Analysis and parameter prediction of compiler transformation for graphics processors
View/ Open
Date
27/06/2016Author
Magni, Alberto
Metadata
Abstract
In the last decade graphics processors (GPUs) have been extensively used to solve computationally
intensive problems. A variety of GPU architectures by different hardware manufacturers
have been shipped in a few years. OpenCL has been introduced as the standard cross-vendor
programming framework for GPU computing. Writing and optimising OpenCL applications is
a challenging task, the programmer has to take care of several low level details. This is even
harder when the goal is to improve performance on a wide range of devices: OpenCL does not
guarantee performance portability.
In this thesis we focus on the analysis and the portability of compiler optimisations. We
describe the implementation of a portable compiler transformation: thread-coarsening. The
transformation increases the amount of work carried out by a single thread running on the GPU.
The goal is to reduce the amount of redundant instructions executed by the parallel application.
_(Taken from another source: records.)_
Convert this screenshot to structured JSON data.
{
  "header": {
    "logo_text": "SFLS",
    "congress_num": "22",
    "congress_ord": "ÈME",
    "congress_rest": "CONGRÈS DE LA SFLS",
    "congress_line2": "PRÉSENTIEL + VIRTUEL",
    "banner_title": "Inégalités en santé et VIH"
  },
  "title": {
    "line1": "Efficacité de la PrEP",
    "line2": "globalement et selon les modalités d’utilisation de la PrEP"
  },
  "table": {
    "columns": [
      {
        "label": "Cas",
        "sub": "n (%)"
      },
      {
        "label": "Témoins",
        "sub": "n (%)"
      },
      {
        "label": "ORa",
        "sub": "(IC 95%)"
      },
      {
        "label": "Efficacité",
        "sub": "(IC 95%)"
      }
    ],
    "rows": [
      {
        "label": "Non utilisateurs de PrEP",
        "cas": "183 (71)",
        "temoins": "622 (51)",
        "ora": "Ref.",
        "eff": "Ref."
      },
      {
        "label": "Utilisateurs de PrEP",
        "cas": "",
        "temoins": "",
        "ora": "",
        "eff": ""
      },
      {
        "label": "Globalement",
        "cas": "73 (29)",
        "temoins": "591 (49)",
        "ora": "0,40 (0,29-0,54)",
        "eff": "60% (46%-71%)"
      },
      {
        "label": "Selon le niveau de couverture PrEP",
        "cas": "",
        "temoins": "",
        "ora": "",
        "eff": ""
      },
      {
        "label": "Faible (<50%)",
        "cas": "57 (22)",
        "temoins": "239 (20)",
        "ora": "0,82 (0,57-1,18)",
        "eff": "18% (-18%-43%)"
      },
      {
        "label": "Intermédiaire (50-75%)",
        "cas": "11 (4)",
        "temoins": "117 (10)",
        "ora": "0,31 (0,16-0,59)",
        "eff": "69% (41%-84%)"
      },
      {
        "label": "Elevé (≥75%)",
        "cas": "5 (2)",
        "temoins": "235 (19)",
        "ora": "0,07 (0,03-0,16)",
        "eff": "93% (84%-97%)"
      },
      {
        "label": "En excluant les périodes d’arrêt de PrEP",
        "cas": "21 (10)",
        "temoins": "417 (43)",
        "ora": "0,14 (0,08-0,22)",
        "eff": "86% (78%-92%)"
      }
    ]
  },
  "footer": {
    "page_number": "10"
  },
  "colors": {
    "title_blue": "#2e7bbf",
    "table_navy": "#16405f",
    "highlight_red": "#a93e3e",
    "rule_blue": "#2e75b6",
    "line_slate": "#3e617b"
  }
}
The first contribution is a technique to analyse performance improvements and degradations
given by the compiler transformation, we study the changes of hardware performance
counters when applying coarsening. In this way we identify the root causes of execution time
variations due to coarsening.
As second contribution, we study the relative performance of coarsening over multiple
input sizes. We show that the speedups given by coarsening are stable for problem sizes larger
than a threshold that we call saturation point. We exploit the existence of the saturation point
to speedup iterative compilation.
The last contribution of the work is the development of a machine learning technique that
automatically selects a coarsening configuration that improves performance. The technique is
based on an iterative model built using a neural network. The network is trained once for a
GPU model and used for several programs. To prove the flexibility of our techniques, all our
experiments have been deployed on multiple GPU models by different vendors.